Daniel and Larry Scoville own the building where the restaurant was located on Main Street. Daniel Scoville says that there are currently three potential businesspeople interested in the location.
Andelora felt that the restaurant had simply run its course in Geneseo. She noted, "Businesses in this town in general has gone down a lot the past few years." The combination of that and having to pay a high rent charge had a part in the decision to close the restaurant. Also, during the summer when the College is not in session, business tends to go down drastically. However, she did not think that other pizza restaurants such as Mama Mia's hurt business for Mariazza's, as she claimed that the late-night bar rush was usually split between the two restaurants. Scoville also doesn't think that Mia's necessarily pushed Mariazza's out of town, but does feel that it did affect the restaurant in some way. "There is competition, you have three pizza places in a small town," he said.
Andelora and Scoville both acknowledged that there does tend to be a quick turnaround in businesses in Geneseo. Andelora said that she had seen many businesses come into and out of Main Street since Mariazza's opened, specifically in the building that is owned by the Scovilles.
According to Andelora, in the past two or three years, the following businesses have been in and out of the Scoville building: Java Joe's, Point of View Tattoo, an art studio/furniture store, the Around Back Café, a fitness center, and Mariazza's. In addition, she mentioned that there have been at least six other businesses to come and go from Main Street in the past few years.
Andelora also pointed out that many other businesses on Main Street are struggling. SUNY Geneseo has required all freshmen and sophomores to live on campus, which has kept many students from eating off-campus because of the unavoidable meal plan. She mentioned that with the increase in academic standards at Geneseo, students do not go out as much, and therefore there are far fewer students who will stop in for a late night slice of pizza. Local bars even have to appeal to the "scholarly" crowd by hosting trivia nights, she said.
Scoville felt that the turnaround is about four to five years for a business or restaurant, but also said, "I don't think it's been in and out." He mentioned that some businesses have been in town for over 20 years. The Scovilles have owned the building where Mariazza's is located since 1985. Since then, the storefront where Mariazza's was located has been the home of the Bronze Bear Restaurant, Leon's Pizzeria, Belladessa's Pizzeria, and for the past three years, Mariazza's. Mariazza's had bought Belladessa's. Scoville also claimed that the Bronze Bear was successful in its location, but that the owners wanted to open another restaurant in another town. He declined to comment on what he felt were the main reasons for Mariazza's closing.
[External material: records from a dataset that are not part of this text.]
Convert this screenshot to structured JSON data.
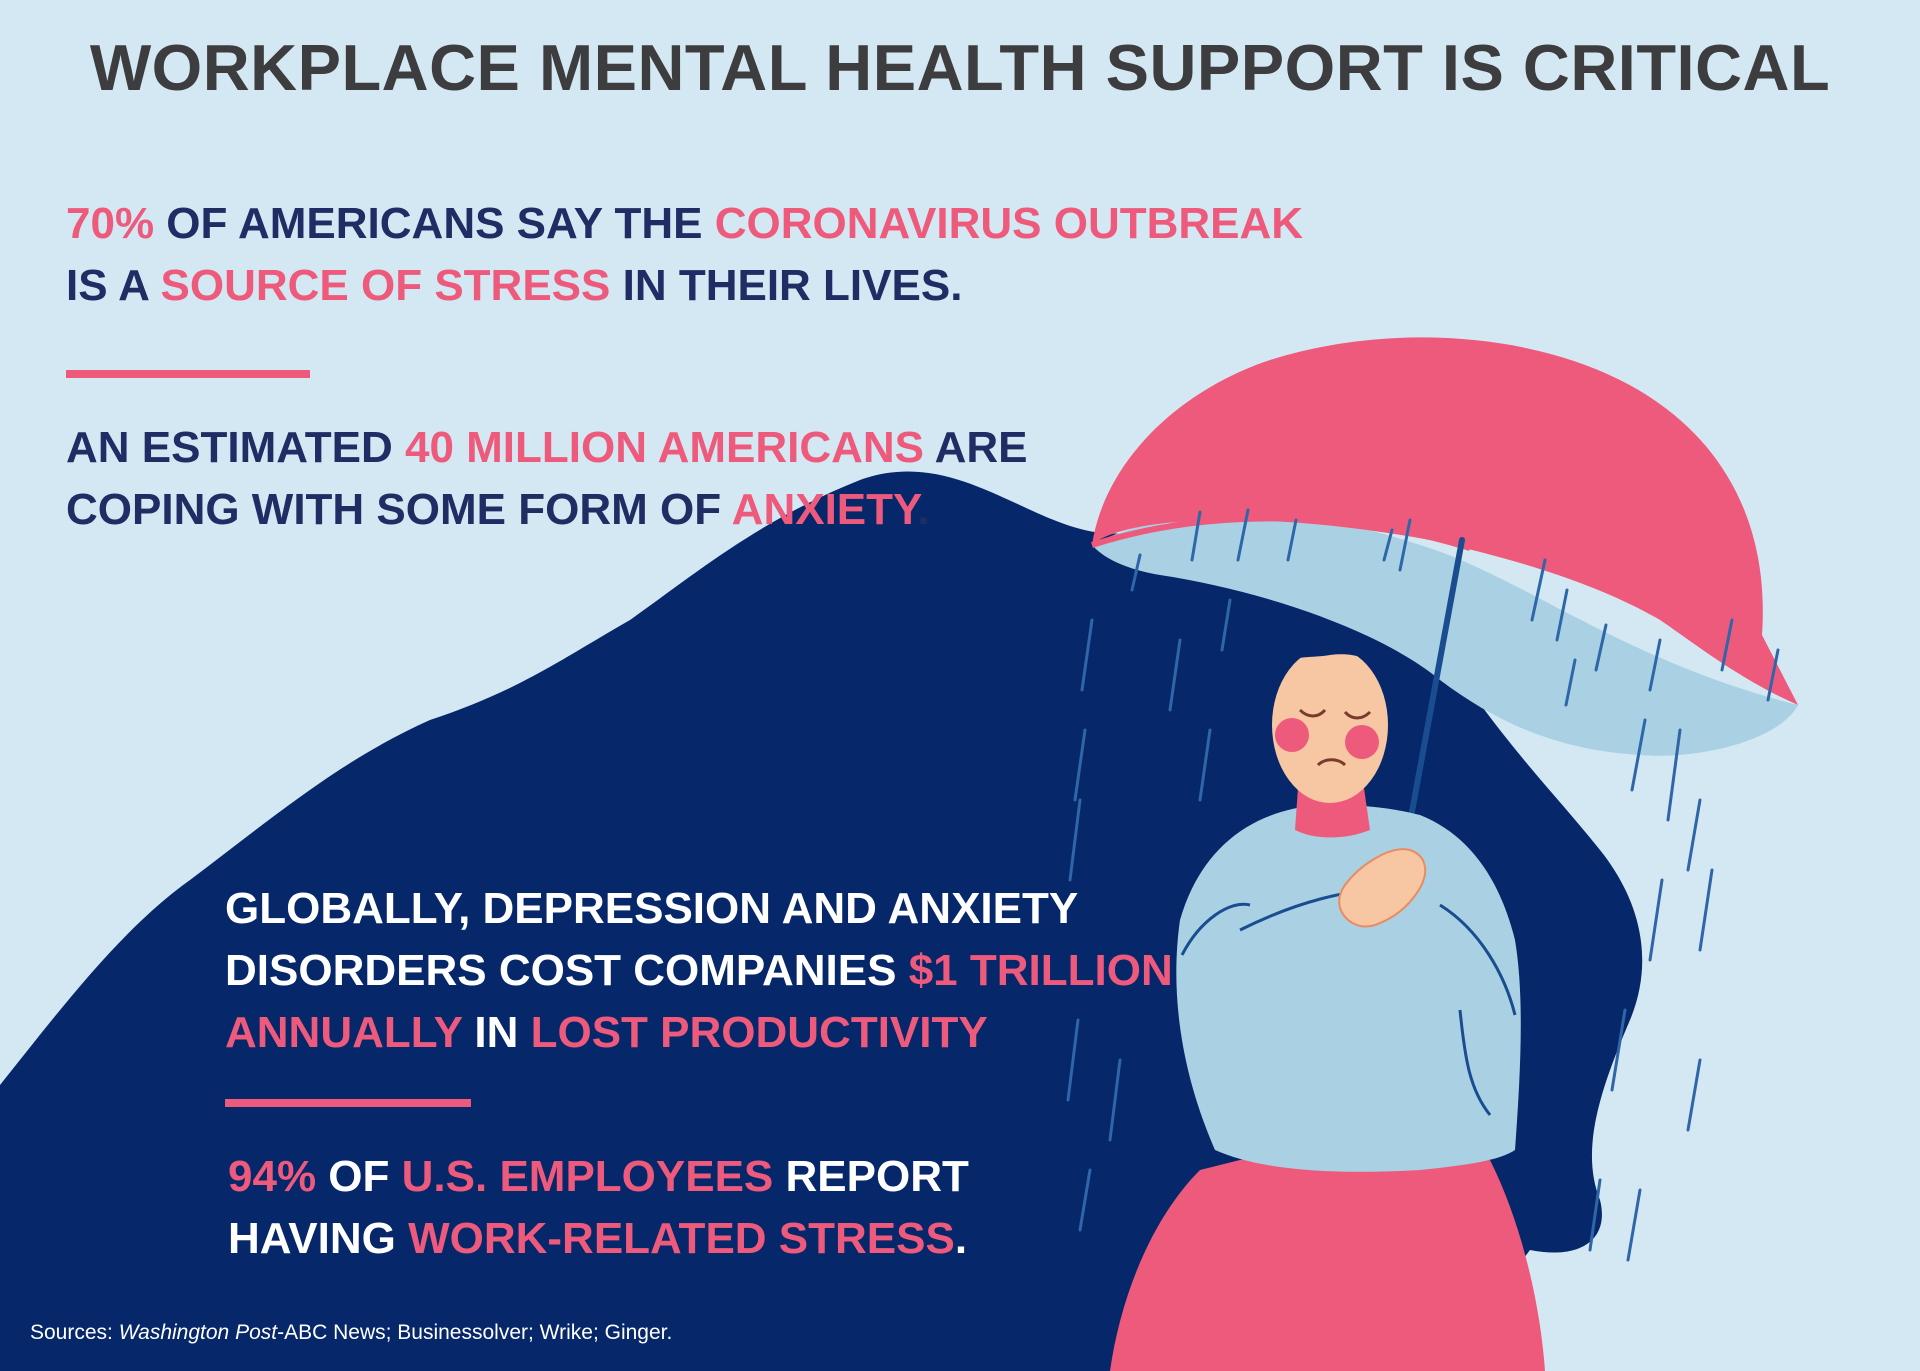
{
  "title": "WORKPLACE MENTAL HEALTH SUPPORT IS CRITICAL",
  "stats": [
    {
      "line1": [
        {
          "text": "70%",
          "highlight": true
        },
        {
          "text": " OF AMERICANS SAY THE ",
          "highlight": false
        },
        {
          "text": "CORONAVIRUS OUTBREAK",
          "highlight": true
        }
      ],
      "line2": [
        {
          "text": "IS A ",
          "highlight": false
        },
        {
          "text": "SOURCE OF STRESS",
          "highlight": true
        },
        {
          "text": " IN THEIR LIVES.",
          "highlight": false
        }
      ]
    },
    {
      "line1": [
        {
          "text": "AN ESTIMATED ",
          "highlight": false
        },
        {
          "text": "40 MILLION AMERICANS",
          "highlight": true
        },
        {
          "text": " ARE",
          "highlight": false
        }
      ],
      "line2": [
        {
          "text": "COPING WITH SOME FORM OF ",
          "highlight": false
        },
        {
          "text": "ANXIETY",
          "highlight": true
        },
        {
          "text": ".",
          "highlight": false
        }
      ]
    },
    {
      "line1": [
        {
          "text": "GLOBALLY, DEPRESSION AND ANXIETY",
          "highlight": false
        }
      ],
      "line2": [
        {
          "text": "DISORDERS COST COMPANIES ",
          "highlight": false
        },
        {
          "text": "$1 TRILLION",
          "highlight": true
        }
      ],
      "line3": [
        {
          "text": "ANNUALLY",
          "highlight": true
        },
        {
          "text": " IN ",
          "highlight": false
        },
        {
          "text": "LOST PRODUCTIVITY",
          "highlight": true
        }
      ]
    },
    {
      "line1": [
        {
          "text": "94%",
          "highlight": true
        },
        {
          "text": " OF ",
          "highlight": false
        },
        {
          "text": "U.S. EMPLOYEES",
          "highlight": true
        },
        {
          "text": " REPORT",
          "highlight": false
        }
      ],
      "line2": [
        {
          "text": "HAVING ",
          "highlight": false
        },
        {
          "text": "WORK-RELATED STRESS",
          "highlight": true
        },
        {
          "text": ".",
          "highlight": false
        }
      ]
    }
  ],
  "sources": {
    "label": "Sources: ",
    "publication": "Washington Post",
    "rest": "-ABC News; Businessolver; Wrike; Ginger."
  },
  "colors": {
    "background": "#d4e8f3",
    "navy": "#06276a",
    "pink": "#ee5a7c",
    "title": "#3d3d3f",
    "dark_text": "#1e2d63",
    "umbrella_underside": "#a9d1e3",
    "sweater": "#a9d1e3",
    "skin": "#f7c6a3"
  },
  "icons": [
    "umbrella-icon",
    "rain-icon",
    "woman-illustration"
  ]
}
The closing of Mariazza's has left its patrons looking for a new pizza place and in some cases, even a new hangout. Geneseo senior Cynthia Chen worked at Mariazza's, and is disappointed by the closing. "I really don't know where I'm going to go for pizza now. A lot of people are coming up to me with that question too." Chen also said that Mariazza's had a family atmosphere, which she will miss. "The one thing I loved about Mariazza's was that it was like a family. We knew people by name. We knew what their orders were, and we could just joke around with them." Junior Daniel Petrone had been working at Mariazza's since the beginning of his freshman year. He expressed similar sentiments as Chen. "It was not just a paycheck, but something I enjoyed doing," he said.
Petrone also stressed how the loss will affect other Mariazza's patrons. "When people came in for food it was like they were visiting a friend's house. I can't tell you how many people would stop by on a daily basis just to hang out for a bit, even when they weren't getting food."
Andelora says that she and Marciniak are also looking into potential future opportunities in the restaurant business. "We have other restaurant opportunities. It's been three years, it's time to move on to bigger and better things."